Only those ordinary shareholders registered in the register of members of the Company as at close of business on Monday, 4April 2022. (the "specified time") shall be entitled to vote at the aforesaid annual general meeting in respect of the number of shares registered in their name at that time. Changes to entries on the relevant register of securities after close of business on Monday, 4 April 2022 shall be disregarded in determining the rights of any person to vote at the meeting. If the meeting is adjourned to a time not more than 48 hours after the specified time applicable to the original meeting, that time will also apply for the purpose of determining the entitlement of members to vote (and for the purpose of determining the number of votes they may cast) at the adjourned meeting. If however the meeting is adjourned for a longer period then, to be so entitled, members must be entered on the Company's register of members at the time which is 48 hours before the time fixed for the adjourned meeting, or if the Company gives notice of the adjourned meeting, at the time specified in that notice.
CREST members who wish to appoint a proxy or proxies by utilising the CREST electronic proxy appointment service may do so for this meeting and any adjournment thereof by following the procedures described in the CREST manual.

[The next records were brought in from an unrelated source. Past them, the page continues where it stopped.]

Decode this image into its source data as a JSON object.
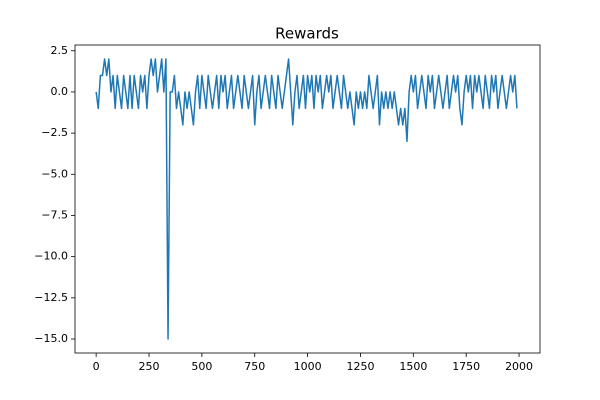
{
  "chart_data": {
    "type": "line",
    "title": "Rewards",
    "color": "#1f77b4",
    "x": [
      0,
      10,
      20,
      30,
      40,
      50,
      60,
      70,
      80,
      90,
      100,
      110,
      120,
      130,
      140,
      150,
      160,
      170,
      180,
      190,
      200,
      210,
      220,
      230,
      240,
      250,
      260,
      270,
      280,
      290,
      300,
      310,
      320,
      330,
      340,
      350,
      360,
      370,
      380,
      390,
      400,
      410,
      420,
      430,
      440,
      450,
      460,
      470,
      480,
      490,
      500,
      510,
      520,
      530,
      540,
      550,
      560,
      570,
      580,
      590,
      600,
      610,
      620,
      630,
      640,
      650,
      660,
      670,
      680,
      690,
      700,
      710,
      720,
      730,
      740,
      750,
      760,
      770,
      780,
      790,
      800,
      810,
      820,
      830,
      840,
      850,
      860,
      870,
      880,
      890,
      900,
      910,
      920,
      930,
      940,
      950,
      960,
      970,
      980,
      990,
      1000,
      1010,
      1020,
      1030,
      1040,
      1050,
      1060,
      1070,
      1080,
      1090,
      1100,
      1110,
      1120,
      1130,
      1140,
      1150,
      1160,
      1170,
      1180,
      1190,
      1200,
      1210,
      1220,
      1230,
      1240,
      1250,
      1260,
      1270,
      1280,
      1290,
      1300,
      1310,
      1320,
      1330,
      1340,
      1350,
      1360,
      1370,
      1380,
      1390,
      1400,
      1410,
      1420,
      1430,
      1440,
      1450,
      1460,
      1470,
      1480,
      1490,
      1500,
      1510,
      1520,
      1530,
      1540,
      1550,
      1560,
      1570,
      1580,
      1590,
      1600,
      1610,
      1620,
      1630,
      1640,
      1650,
      1660,
      1670,
      1680,
      1690,
      1700,
      1710,
      1720,
      1730,
      1740,
      1750,
      1760,
      1770,
      1780,
      1790,
      1800,
      1810,
      1820,
      1830,
      1840,
      1850,
      1860,
      1870,
      1880,
      1890,
      1900,
      1910,
      1920,
      1930,
      1940,
      1950,
      1960,
      1970,
      1980,
      1990
    ],
    "values": [
      0,
      -1,
      1,
      1,
      2,
      1,
      2,
      0,
      1,
      -1,
      1,
      0,
      -1,
      1,
      0,
      -1,
      1,
      -1,
      1,
      0,
      -1,
      1,
      0,
      1,
      -1,
      1,
      2,
      1,
      2,
      0,
      1,
      2,
      0,
      2,
      -15,
      0,
      0,
      1,
      -1,
      0,
      -1,
      -2,
      0,
      -1,
      0,
      -1,
      -2,
      0,
      1,
      -1,
      1,
      0,
      -1,
      1,
      0,
      -1,
      0,
      1,
      -1,
      1,
      0,
      1,
      -1,
      0,
      1,
      -1,
      0,
      1,
      0,
      -1,
      1,
      0,
      -1,
      0,
      1,
      -2,
      0,
      1,
      -1,
      0,
      1,
      0,
      -1,
      1,
      0,
      -1,
      1,
      0,
      -1,
      0,
      1,
      2,
      0,
      -2,
      0,
      1,
      -1,
      0,
      1,
      -1,
      1,
      0,
      1,
      -1,
      1,
      0,
      1,
      -1,
      0,
      1,
      0,
      1,
      -1,
      0,
      1,
      0,
      -1,
      1,
      0,
      -1,
      0,
      -1,
      -2,
      0,
      -1,
      0,
      -1,
      0,
      -1,
      1,
      0,
      -1,
      0,
      1,
      -2,
      0,
      -1,
      0,
      -1,
      0,
      -1,
      0,
      -1,
      -2,
      -1,
      -2,
      -1,
      -3,
      0,
      1,
      0,
      1,
      -1,
      0,
      1,
      0,
      -1,
      1,
      0,
      1,
      -1,
      0,
      1,
      0,
      -1,
      0,
      1,
      -1,
      0,
      1,
      0,
      1,
      -1,
      -2,
      0,
      1,
      0,
      1,
      -1,
      1,
      0,
      1,
      0,
      -1,
      1,
      0,
      -1,
      1,
      0,
      1,
      -1,
      0,
      1,
      0,
      -1,
      0,
      1,
      0,
      1,
      -1
    ],
    "xlim": [
      -100,
      2099
    ],
    "ylim": [
      -15.85,
      2.85
    ],
    "xticks": [
      0,
      250,
      500,
      750,
      1000,
      1250,
      1500,
      1750,
      2000
    ],
    "yticks": [
      {
        "value": -15,
        "label": "−15.0"
      },
      {
        "value": -12.5,
        "label": "−12.5"
      },
      {
        "value": -10,
        "label": "−10.0"
      },
      {
        "value": -7.5,
        "label": "−7.5"
      },
      {
        "value": -5,
        "label": "−5.0"
      },
      {
        "value": -2.5,
        "label": "−2.5"
      },
      {
        "value": 0,
        "label": "0.0"
      },
      2.5
    ]
  }
}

CREST personal members or other CREST sponsored members, and those CREST members who have appointed a voting service provider(s), should refer to their CREST sponsor or voting service provider(s), who will be able to take the appropriate action on their behalf.
In order for a proxy appointment or instruction made by means of CREST to be valid, the appropriate CREST message (a "CREST Proxy Instruction") must be properly authenticated in accordance with Euroclear UK & International Limited's specifications and must contain the information required for such instructions, as described in the CREST manual (available via www.euroclear.com/CREST). The message, in order to be valid, must be transmitted so as to be received by the Company's agent (ID RA10) by the latest time for receipt of proxy appointments specified in note 1 above. For this purpose, the time of receipt will be taken to be the time (as determined by the timestamp applied to the message by the CREST Applications Host) from which the Company's agent is able to retrieve the message by enquiry to CREST in the manner prescribed by CREST. After this time, any change of instructions to proxies appointed through CREST should be communicated to the appointee through other means. CREST members and, where applicable, their CREST sponsors or voting service providers should note that Euroclear UK & International Limited does not make available special procedures in CREST for any particular messages. Normal system timings and limitations will therefore apply in relation to the input of CREST Proxy Instructions. It is the responsibility of the CREST member concerned to take (or, if the CREST member is a CREST personal member or sponsored member or has appointed a voting service provider(s), to procure that his CREST sponsor or voting service provider(s) take(s)) such action as shall be necessary to ensure that a message is transmitted by means of the CREST system by any particular time.
In this connection, CREST members and, where applicable, their CREST sponsors or voting service providers are referred, in particular, to those sections of the CREST manual concerning practical limitations of the CREST system and timings.
The Company may treat as invalid a CREST Proxy Instruction in the circumstances set out in Regulation 35(5) (a) of the Uncertificated Securities Regulations 2001.